Impossibile Fermare I Battiti Fashion Blog Meggy Fri Alessia Frijio

E' il 19 Settembre e la notizia fa il giro dei social: "la Double Excess approda in Cina, precisamente a Chongqing, la città più popolosa del mondo. "Il grintoso Edoardo Zeloni, giovane imprenditore e fondatore del brand, ha voluto puntare in alto e a distanza di un anno ecco che il suo sogno si realizza.

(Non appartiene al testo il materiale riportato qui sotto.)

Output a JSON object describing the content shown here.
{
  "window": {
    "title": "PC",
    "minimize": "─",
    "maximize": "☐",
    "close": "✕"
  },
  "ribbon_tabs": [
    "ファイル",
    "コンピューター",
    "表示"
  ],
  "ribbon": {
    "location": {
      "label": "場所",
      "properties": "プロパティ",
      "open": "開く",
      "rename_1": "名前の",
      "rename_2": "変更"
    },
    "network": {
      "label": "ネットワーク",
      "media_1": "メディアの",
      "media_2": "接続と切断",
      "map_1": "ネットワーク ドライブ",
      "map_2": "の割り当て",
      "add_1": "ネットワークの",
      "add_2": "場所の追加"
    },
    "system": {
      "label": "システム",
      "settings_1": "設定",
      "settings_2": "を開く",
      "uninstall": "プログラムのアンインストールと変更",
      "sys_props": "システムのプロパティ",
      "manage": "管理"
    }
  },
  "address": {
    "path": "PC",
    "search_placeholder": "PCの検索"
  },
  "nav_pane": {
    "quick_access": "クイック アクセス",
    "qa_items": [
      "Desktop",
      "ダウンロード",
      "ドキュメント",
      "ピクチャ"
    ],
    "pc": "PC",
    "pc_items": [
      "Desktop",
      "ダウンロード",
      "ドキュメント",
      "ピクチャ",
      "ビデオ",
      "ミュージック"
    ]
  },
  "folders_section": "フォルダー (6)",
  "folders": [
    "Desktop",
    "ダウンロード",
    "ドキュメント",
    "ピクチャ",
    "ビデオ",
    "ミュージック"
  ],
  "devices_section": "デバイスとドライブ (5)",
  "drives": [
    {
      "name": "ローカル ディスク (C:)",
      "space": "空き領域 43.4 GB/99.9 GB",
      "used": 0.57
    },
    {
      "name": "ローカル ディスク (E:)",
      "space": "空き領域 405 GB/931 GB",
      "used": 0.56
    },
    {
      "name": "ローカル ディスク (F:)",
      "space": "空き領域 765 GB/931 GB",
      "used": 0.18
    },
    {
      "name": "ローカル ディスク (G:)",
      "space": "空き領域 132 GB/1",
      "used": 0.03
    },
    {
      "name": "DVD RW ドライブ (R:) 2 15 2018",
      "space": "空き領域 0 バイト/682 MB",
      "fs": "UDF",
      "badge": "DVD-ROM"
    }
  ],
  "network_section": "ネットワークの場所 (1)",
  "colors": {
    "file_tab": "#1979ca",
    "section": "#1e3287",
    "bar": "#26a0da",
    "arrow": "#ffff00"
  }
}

Il primo punto vendita monomarca si posiziona all'interno di un mega centro commerciale di 43 mila metri quadri, che ospita un intero piano dedicato al made in Italy, non solo moda, ma anche food, design e tutte le eccellenze nostrane che, a quanto pare fanno furore, anche fuori dai confini nazionali. E' un'impresa storica, una vera e propria scommessa.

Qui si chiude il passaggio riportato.